Who each is best for
SPY: Investors who want S&P 500 exposure in the most widely-traded, lowest-spread large-cap ETF; popular for options strategies and intraday trading.
VOO: Buy-and-hold U.S. large-cap investors prioritizing the absolute lowest cost (0.03%) paired with the second-largest asset base for minimal tracking error.
VTI: Core U.S. equity exposure seekers who want mid and small-cap participation without paying extra; ideal as a single U.S. holding in a diversified portfolio.

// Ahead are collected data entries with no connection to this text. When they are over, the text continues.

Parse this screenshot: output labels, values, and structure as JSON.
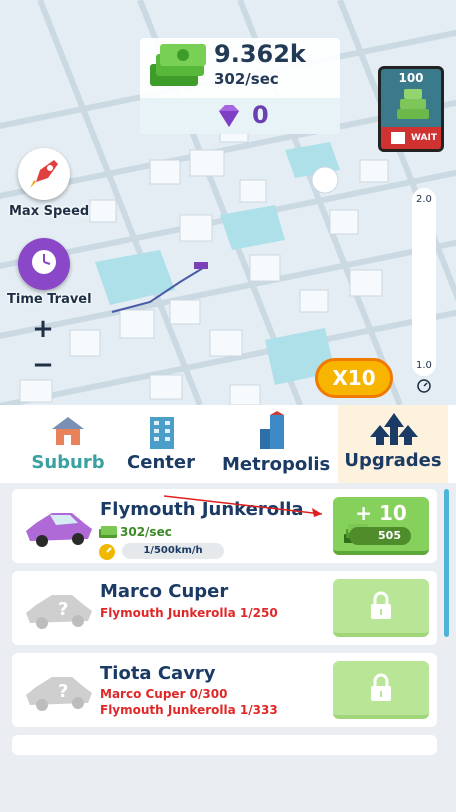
{
  "hud": {
    "money": "9.362k",
    "rate": "302/sec",
    "gems": "0"
  },
  "ad": {
    "amount": "100",
    "wait_label": "WAIT"
  },
  "side_buttons": [
    {
      "label": "Max Speed",
      "icon": "rocket-icon"
    },
    {
      "label": "Time Travel",
      "icon": "clock-pin-icon"
    }
  ],
  "zoom": {
    "plus": "+",
    "minus": "−"
  },
  "speed_slider": {
    "max_label": "2.0",
    "min_label": "1.0"
  },
  "multiplier": {
    "label": "X10"
  },
  "tabs": [
    {
      "label": "Suburb",
      "icon": "house-icon",
      "color": "#3aa0a0"
    },
    {
      "label": "Center",
      "icon": "office-building-icon",
      "color": "#1b3b64"
    },
    {
      "label": "Metropolis",
      "icon": "skyscraper-icon",
      "color": "#1b3b64"
    },
    {
      "label": "Upgrades",
      "icon": "upgrade-arrows-icon",
      "color": "#1b3b64"
    }
  ],
  "cars": [
    {
      "name": "Flymouth Junkerolla",
      "rate": "302/sec",
      "speed": "1/500km/h",
      "buy_label": "+ 10",
      "cost": "505",
      "locked": false
    },
    {
      "name": "Marco Cuper",
      "requirements": [
        "Flymouth Junkerolla 1/250"
      ],
      "locked": true
    },
    {
      "name": "Tiota Cavry",
      "requirements": [
        "Marco Cuper 0/300",
        "Flymouth Junkerolla 1/333"
      ],
      "locked": true
    }
  ],
  "colors": {
    "accent_green": "#86d05c",
    "gem_purple": "#6a3fb0",
    "text_navy": "#1b3b64",
    "multiplier_orange": "#f7b500"
  }
}
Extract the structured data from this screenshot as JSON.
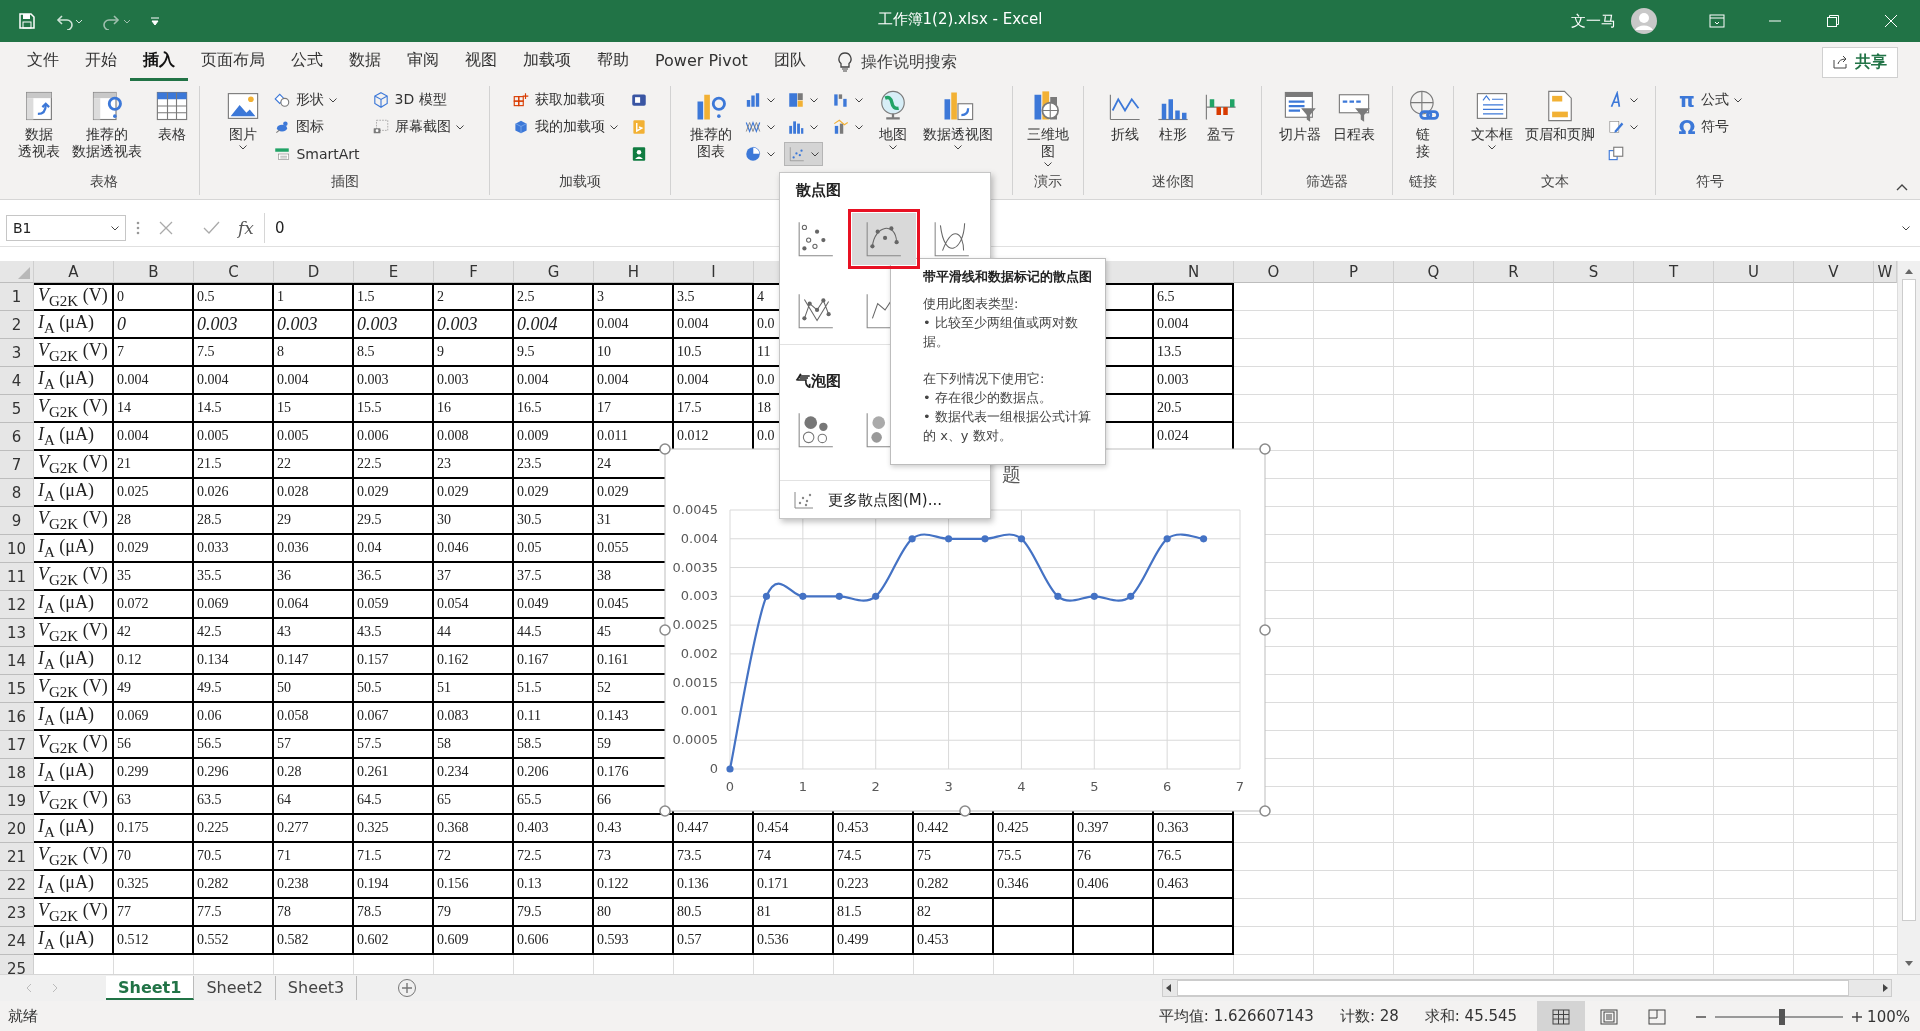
{
  "window": {
    "title": "工作簿1(2).xlsx - Excel",
    "user": "文一马"
  },
  "menu_tabs": [
    {
      "label": "文件",
      "selected": false
    },
    {
      "label": "开始",
      "selected": false
    },
    {
      "label": "插入",
      "selected": true
    },
    {
      "label": "页面布局",
      "selected": false
    },
    {
      "label": "公式",
      "selected": false
    },
    {
      "label": "数据",
      "selected": false
    },
    {
      "label": "审阅",
      "selected": false
    },
    {
      "label": "视图",
      "selected": false
    },
    {
      "label": "加载项",
      "selected": false
    },
    {
      "label": "帮助",
      "selected": false
    },
    {
      "label": "Power Pivot",
      "selected": false
    },
    {
      "label": "团队",
      "selected": false
    }
  ],
  "tell_me": {
    "placeholder": "操作说明搜索"
  },
  "share": "共享",
  "ribbon": [
    {
      "label": "表格",
      "items": [
        {
          "kind": "large",
          "lines": [
            "数据",
            "透视表"
          ]
        },
        {
          "kind": "large",
          "lines": [
            "推荐的",
            "数据透视表"
          ]
        },
        {
          "kind": "large",
          "lines": [
            "表格"
          ]
        }
      ]
    },
    {
      "label": "插图",
      "items": [
        {
          "kind": "large",
          "lines": [
            "图片"
          ],
          "dropdown": true
        },
        {
          "kind": "stack",
          "rows": [
            {
              "label": "形状",
              "dropdown": true
            },
            {
              "label": "图标"
            },
            {
              "label": "SmartArt"
            }
          ]
        },
        {
          "kind": "stack",
          "rows": [
            {
              "label": "3D 模型"
            },
            {
              "label": "屏幕截图",
              "dropdown": true
            }
          ]
        }
      ]
    },
    {
      "label": "加载项",
      "items": [
        {
          "kind": "stack",
          "rows": [
            {
              "label": "获取加载项"
            },
            {
              "label": "我的加载项",
              "dropdown": true
            }
          ]
        },
        {
          "kind": "stack",
          "rows": [
            {
              "dropdown": false
            },
            {
              "dropdown": false
            },
            {
              "dropdown": false
            }
          ]
        }
      ]
    },
    {
      "items": [
        {
          "kind": "large",
          "lines": [
            "推荐的",
            "图表"
          ]
        },
        {
          "kind": "stack",
          "rows": [
            {
              "dropdown": true,
              "pressed": false
            },
            {
              "dropdown": true,
              "pressed": false
            },
            {
              "dropdown": true,
              "pressed": false
            }
          ]
        },
        {
          "kind": "stack",
          "rows": [
            {
              "dropdown": true,
              "pressed": false
            },
            {
              "dropdown": true,
              "pressed": false
            },
            {
              "dropdown": true,
              "pressed": true
            }
          ]
        },
        {
          "kind": "stack",
          "rows": [
            {
              "dropdown": true,
              "pressed": false
            },
            {
              "dropdown": true,
              "pressed": false
            }
          ]
        },
        {
          "kind": "large",
          "lines": [
            "地图"
          ],
          "dropdown": true
        },
        {
          "kind": "large",
          "lines": [
            "数据透视图"
          ],
          "dropdown": true
        }
      ]
    },
    {
      "label": "演示",
      "items": [
        {
          "kind": "large",
          "lines": [
            "三维地",
            "图"
          ],
          "dropdown": true
        }
      ]
    },
    {
      "label": "迷你图",
      "items": [
        {
          "kind": "large",
          "lines": [
            "折线"
          ]
        },
        {
          "kind": "large",
          "lines": [
            "柱形"
          ]
        },
        {
          "kind": "large",
          "lines": [
            "盈亏"
          ]
        }
      ]
    },
    {
      "label": "筛选器",
      "items": [
        {
          "kind": "large",
          "lines": [
            "切片器"
          ]
        },
        {
          "kind": "large",
          "lines": [
            "日程表"
          ]
        }
      ]
    },
    {
      "label": "链接",
      "items": [
        {
          "kind": "large",
          "lines": [
            "链",
            "接"
          ]
        }
      ]
    },
    {
      "label": "文本",
      "items": [
        {
          "kind": "large",
          "lines": [
            "文本框"
          ],
          "dropdown": true
        },
        {
          "kind": "large",
          "lines": [
            "页眉和页脚"
          ]
        },
        {
          "kind": "stack",
          "rows": [
            {
              "dropdown": true
            },
            {
              "dropdown": true
            },
            {
              "dropdown": false
            }
          ]
        }
      ]
    },
    {
      "label": "符号",
      "items": [
        {
          "kind": "stack",
          "rows": [
            {
              "symbol": "π",
              "label": "公式",
              "dropdown": true
            },
            {
              "symbol": "Ω",
              "label": "符号"
            }
          ]
        }
      ]
    }
  ],
  "formula_bar": {
    "name_box": "B1",
    "function_label": "fx",
    "value": "0"
  },
  "sheet": {
    "columns": [
      "A",
      "B",
      "C",
      "D",
      "E",
      "F",
      "G",
      "H",
      "I"
    ],
    "columns_after": [
      "N",
      "O",
      "P",
      "Q",
      "R",
      "S",
      "T",
      "U",
      "V",
      "W"
    ],
    "rows": [
      {
        "number": "1",
        "label": "*V*$_{G2K}$ (V)",
        "cells": [
          "0",
          "0.5",
          "1",
          "1.5",
          "2",
          "2.5",
          "3",
          "3.5",
          "4"
        ],
        "cells_after": [
          "6.5"
        ]
      },
      {
        "number": "2",
        "label": "*I*$_{A}$ (μA)",
        "cells": [
          {
            "text": "0",
            "italic": true
          },
          {
            "text": "0.003",
            "italic": true
          },
          {
            "text": "0.003",
            "italic": true
          },
          {
            "text": "0.003",
            "italic": true
          },
          {
            "text": "0.003",
            "italic": true
          },
          {
            "text": "0.004",
            "italic": true
          },
          {
            "text": "0.004",
            "italic": false
          },
          {
            "text": "0.004",
            "italic": false
          },
          {
            "text": "0.0",
            "italic": false
          }
        ],
        "cells_after": [
          "0.004"
        ]
      },
      {
        "number": "3",
        "label": "*V*$_{G2K}$ (V)",
        "cells": [
          "7",
          "7.5",
          "8",
          "8.5",
          "9",
          "9.5",
          "10",
          "10.5",
          "11"
        ],
        "cells_after": [
          "13.5"
        ]
      },
      {
        "number": "4",
        "label": "*I*$_{A}$ (μA)",
        "cells": [
          "0.004",
          "0.004",
          "0.004",
          "0.003",
          "0.003",
          "0.004",
          "0.004",
          "0.004",
          "0.0"
        ],
        "cells_after": [
          "0.003"
        ]
      },
      {
        "number": "5",
        "label": "*V*$_{G2K}$ (V)",
        "cells": [
          "14",
          "14.5",
          "15",
          "15.5",
          "16",
          "16.5",
          "17",
          "17.5",
          "18"
        ],
        "cells_after": [
          "20.5"
        ]
      },
      {
        "number": "6",
        "label": "*I*$_{A}$ (μA)",
        "cells": [
          "0.004",
          "0.005",
          "0.005",
          "0.006",
          "0.008",
          "0.009",
          "0.011",
          "0.012",
          "0.0"
        ],
        "cells_after": [
          "0.024"
        ]
      },
      {
        "number": "7",
        "label": "*V*$_{G2K}$ (V)",
        "cells": [
          "21",
          "21.5",
          "22",
          "22.5",
          "23",
          "23.5",
          "24"
        ]
      },
      {
        "number": "8",
        "label": "*I*$_{A}$ (μA)",
        "cells": [
          "0.025",
          "0.026",
          "0.028",
          "0.029",
          "0.029",
          "0.029",
          "0.029"
        ]
      },
      {
        "number": "9",
        "label": "*V*$_{G2K}$ (V)",
        "cells": [
          "28",
          "28.5",
          "29",
          "29.5",
          "30",
          "30.5",
          "31"
        ]
      },
      {
        "number": "10",
        "label": "*I*$_{A}$ (μA)",
        "cells": [
          "0.029",
          "0.033",
          "0.036",
          "0.04",
          "0.046",
          "0.05",
          "0.055"
        ]
      },
      {
        "number": "11",
        "label": "*V*$_{G2K}$ (V)",
        "cells": [
          "35",
          "35.5",
          "36",
          "36.5",
          "37",
          "37.5",
          "38"
        ]
      },
      {
        "number": "12",
        "label": "*I*$_{A}$ (μA)",
        "cells": [
          "0.072",
          "0.069",
          "0.064",
          "0.059",
          "0.054",
          "0.049",
          "0.045"
        ]
      },
      {
        "number": "13",
        "label": "*V*$_{G2K}$ (V)",
        "cells": [
          "42",
          "42.5",
          "43",
          "43.5",
          "44",
          "44.5",
          "45"
        ]
      },
      {
        "number": "14",
        "label": "*I*$_{A}$ (μA)",
        "cells": [
          "0.12",
          "0.134",
          "0.147",
          "0.157",
          "0.162",
          "0.167",
          "0.161"
        ]
      },
      {
        "number": "15",
        "label": "*V*$_{G2K}$ (V)",
        "cells": [
          "49",
          "49.5",
          "50",
          "50.5",
          "51",
          "51.5",
          "52"
        ]
      },
      {
        "number": "16",
        "label": "*I*$_{A}$ (μA)",
        "cells": [
          "0.069",
          "0.06",
          "0.058",
          "0.067",
          "0.083",
          "0.11",
          "0.143"
        ]
      },
      {
        "number": "17",
        "label": "*V*$_{G2K}$ (V)",
        "cells": [
          "56",
          "56.5",
          "57",
          "57.5",
          "58",
          "58.5",
          "59"
        ]
      },
      {
        "number": "18",
        "label": "*I*$_{A}$ (μA)",
        "cells": [
          "0.299",
          "0.296",
          "0.28",
          "0.261",
          "0.234",
          "0.206",
          "0.176"
        ]
      },
      {
        "number": "19",
        "label": "*V*$_{G2K}$ (V)",
        "cells": [
          "63",
          "63.5",
          "64",
          "64.5",
          "65",
          "65.5",
          "66"
        ]
      },
      {
        "number": "20",
        "label": "*I*$_{A}$ (μA)",
        "cells": [
          "0.175",
          "0.225",
          "0.277",
          "0.325",
          "0.368",
          "0.403",
          "0.43",
          "0.447",
          "0.454",
          "0.453",
          "0.442",
          "0.425",
          "0.397",
          "0.363"
        ]
      },
      {
        "number": "21",
        "label": "*V*$_{G2K}$ (V)",
        "cells": [
          "70",
          "70.5",
          "71",
          "71.5",
          "72",
          "72.5",
          "73",
          "73.5",
          "74",
          "74.5",
          "75",
          "75.5",
          "76",
          "76.5"
        ]
      },
      {
        "number": "22",
        "label": "*I*$_{A}$ (μA)",
        "cells": [
          "0.325",
          "0.282",
          "0.238",
          "0.194",
          "0.156",
          "0.13",
          "0.122",
          "0.136",
          "0.171",
          "0.223",
          "0.282",
          "0.346",
          "0.406",
          "0.463"
        ]
      },
      {
        "number": "23",
        "label": "*V*$_{G2K}$ (V)",
        "cells": [
          "77",
          "77.5",
          "78",
          "78.5",
          "79",
          "79.5",
          "80",
          "80.5",
          "81",
          "81.5",
          "82"
        ]
      },
      {
        "number": "24",
        "label": "*I*$_{A}$ (μA)",
        "cells": [
          "0.512",
          "0.552",
          "0.582",
          "0.602",
          "0.609",
          "0.606",
          "0.593",
          "0.57",
          "0.536",
          "0.499",
          "0.453"
        ]
      },
      {
        "number": "25"
      }
    ]
  },
  "chart": {
    "chart_data": {
      "type": "line",
      "title": "题",
      "x": [
        0,
        0.5,
        1,
        1.5,
        2,
        2.5,
        3,
        3.5,
        4,
        4.5,
        5,
        5.5,
        6,
        6.5
      ],
      "series": [
        {
          "color": "#4472c4",
          "marker": true,
          "values": [
            0,
            0.003,
            0.003,
            0.003,
            0.003,
            0.004,
            0.004,
            0.004,
            0.004,
            0.003,
            0.003,
            0.003,
            0.004,
            0.004
          ]
        }
      ],
      "grid": true,
      "xlim": [
        0,
        7
      ],
      "ylim": [
        0,
        0.0045
      ],
      "xticks": [
        0,
        1,
        2,
        3,
        4,
        5,
        6,
        7
      ],
      "yticks": [
        0,
        0.0005,
        0.001,
        0.0015,
        0.002,
        0.0025,
        0.003,
        0.0035,
        0.004,
        0.0045
      ]
    }
  },
  "chart_menu": {
    "sections": [
      {
        "title": "散点图",
        "items": [
          {
            "selected": false
          },
          {
            "selected": true
          },
          {
            "selected": false
          },
          {
            "selected": false
          },
          {
            "selected": false
          }
        ]
      },
      {
        "title": "气泡图",
        "items": [
          {
            "selected": false
          },
          {
            "selected": false
          }
        ]
      }
    ],
    "more": "更多散点图(M)..."
  },
  "tooltip": {
    "title": "带平滑线和数据标记的散点图",
    "sections": [
      {
        "heading": "使用此图表类型:",
        "bullets": [
          "• 比较至少两组值或两对数据。"
        ]
      },
      {
        "heading": "在下列情况下使用它:",
        "bullets": [
          "• 存在很少的数据点。",
          "• 数据代表一组根据公式计算的 x、y 数对。"
        ]
      }
    ]
  },
  "sheet_tabs": [
    {
      "label": "Sheet1",
      "selected": true
    },
    {
      "label": "Sheet2",
      "selected": false
    },
    {
      "label": "Sheet3",
      "selected": false
    }
  ],
  "status_bar": {
    "ready": "就绪",
    "stats": [
      "平均值: 1.626607143",
      "计数: 28",
      "求和: 45.545"
    ],
    "views": [
      {
        "selected": true
      },
      {
        "selected": false
      },
      {
        "selected": false
      }
    ],
    "zoom": {
      "level": 0.5,
      "reading": "100%"
    }
  }
}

VT: Global equity investors comfortable with developed and emerging market risk, seeking one fund covering ~45% developed international and ~35% emerging, with U.S. as ~40% of the portfolio.
Key risks to know
- Large-cap concentration (SPY and VOO): Both exclude mid and small-caps entirely. If those segments outperform, SPY and VOO lag; if they underperform, these two benefit. Over long periods, this creates meaningful performance drift versus broader market exposure.
- International currency and geopolitical risk (VT): Roughly 60% of VT's holdings are outside the U.S., exposed to foreign exchange fluctuations, political instability, and divergent regulatory environments. A stronger dollar reduces returns; weaker dollar enhances them.
- Emerging market volatility (VT): VT's emerging market exposure introduces higher earnings volatility and less liquid markets compared to developed-only funds.
- Fee drag over decades (SPY vs. others): SPY's 0.09% expense ratio versus VOO and VTI's 0.03% adds up to roughly 0.06% annually. Over 30 years at 7% returns, that compounds to meaningful underperformance.
Bottom line
If you want maximum simplicity and lowest cost for broad U.S. exposure, VTI and VOO are functionally equivalent at 0.03%—pick VTI if you value mid and small-cap exposure, VOO if you prefer pure large-cap focus. SPY makes sense only if you're trading options or need the tightest intraday spreads; for buy-and-hold, you're paying 0.06% annually for no benefit. VT suits investors with conviction about global diversification and tolerance for currency risk; otherwise, a combination of VOO (or VTI) and a separate international fund like VXUS offers more control. Past performance of any index doesn't predict future returns.
AI-generated analysis for educational purposes only. Verify important details independently; past performance does not guarantee future results.